Des résultats en ligne
Considérés comme un « bien commun » numérique destiné avant tout à booster l’industrie française et européenne, les résultats du projet, méthodes et logiciels, sont disponibles sur le site www. confiance. ai. L’IA générative n’est pas incluse dans le catalogue. « Les LLM ne cochent aucune case de L’IA de confiance et restent attaquables » , a souligné Fabien Mangeant, directeur scientifique informatique et data science chez Air Liquide et président du comité de direction de Confiance. ai. Pour autant, plusieurs projets, Air Liquide compris, ont fait appel à cette technologie. Elle n’a été utilisée que pour enrichir les jeux de données utilisées pour l’apprentissage, par exemple pour générer des images avec des gouttes de pluie, de la neige… Le site propose également les résultats scientifiques, à savoir les articles publiés, et technologiques. Restriction prévisible, certains composants ne sont pas accessibles en ligne, certains industriels en gardant pour eux une partie. Au total, un catalogue de 126 composants est proposé, les regroupant en ensembles fonctionnels. On y trouve des librairies python pour la robustesse, le monitoring, la gestion du cycle de vie de la donnée, l’explicabilité, la quantification de l’incertitude, ou encore les données synthétiques. Les méthodes ( sur https:// bok. confiance. ai/) proposées incluent la formalisation des propriétés de confiance, robustesse… et les workflows chargés de les valider.

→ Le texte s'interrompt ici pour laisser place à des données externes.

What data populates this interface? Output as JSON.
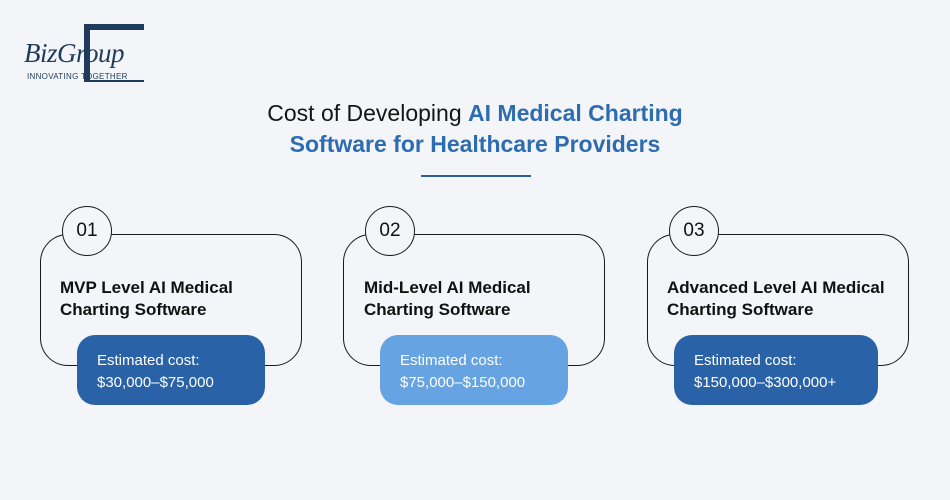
{
  "logo": {
    "text": "BizGroup",
    "tagline": "INNOVATING TOGETHER"
  },
  "title": {
    "line1_plain": "Cost of Developing ",
    "line1_highlight": "AI Medical Charting",
    "line2_highlight": "Software for Healthcare Providers"
  },
  "colors": {
    "accent": "#2d6cb0",
    "cost_dark": "#2a62a7",
    "cost_light": "#66a3e3",
    "logo": "#1f3b5c"
  },
  "cards": [
    {
      "number": "01",
      "title_line1": "MVP Level AI Medical",
      "title_line2": "Charting Software",
      "cost_label": "Estimated cost:",
      "cost_value": "$30,000–$75,000"
    },
    {
      "number": "02",
      "title_line1": "Mid-Level AI Medical",
      "title_line2": "Charting Software",
      "cost_label": "Estimated cost:",
      "cost_value": "$75,000–$150,000"
    },
    {
      "number": "03",
      "title_line1": "Advanced Level AI Medical",
      "title_line2": "Charting Software",
      "cost_label": "Estimated cost:",
      "cost_value": "$150,000–$300,000+"
    }
  ]
}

Si le projet se termine en septembre, ses responsables espèrent un financement pour une V2. Ils ont noué plusieurs partenariats à l’international, avec l’organisation allemande VDE et avec un programme similaire québécois. Le projet est présenté comme une initiative visant à rassembler des acteurs du monde entier autour d’une feuille de route commune pour L’IA.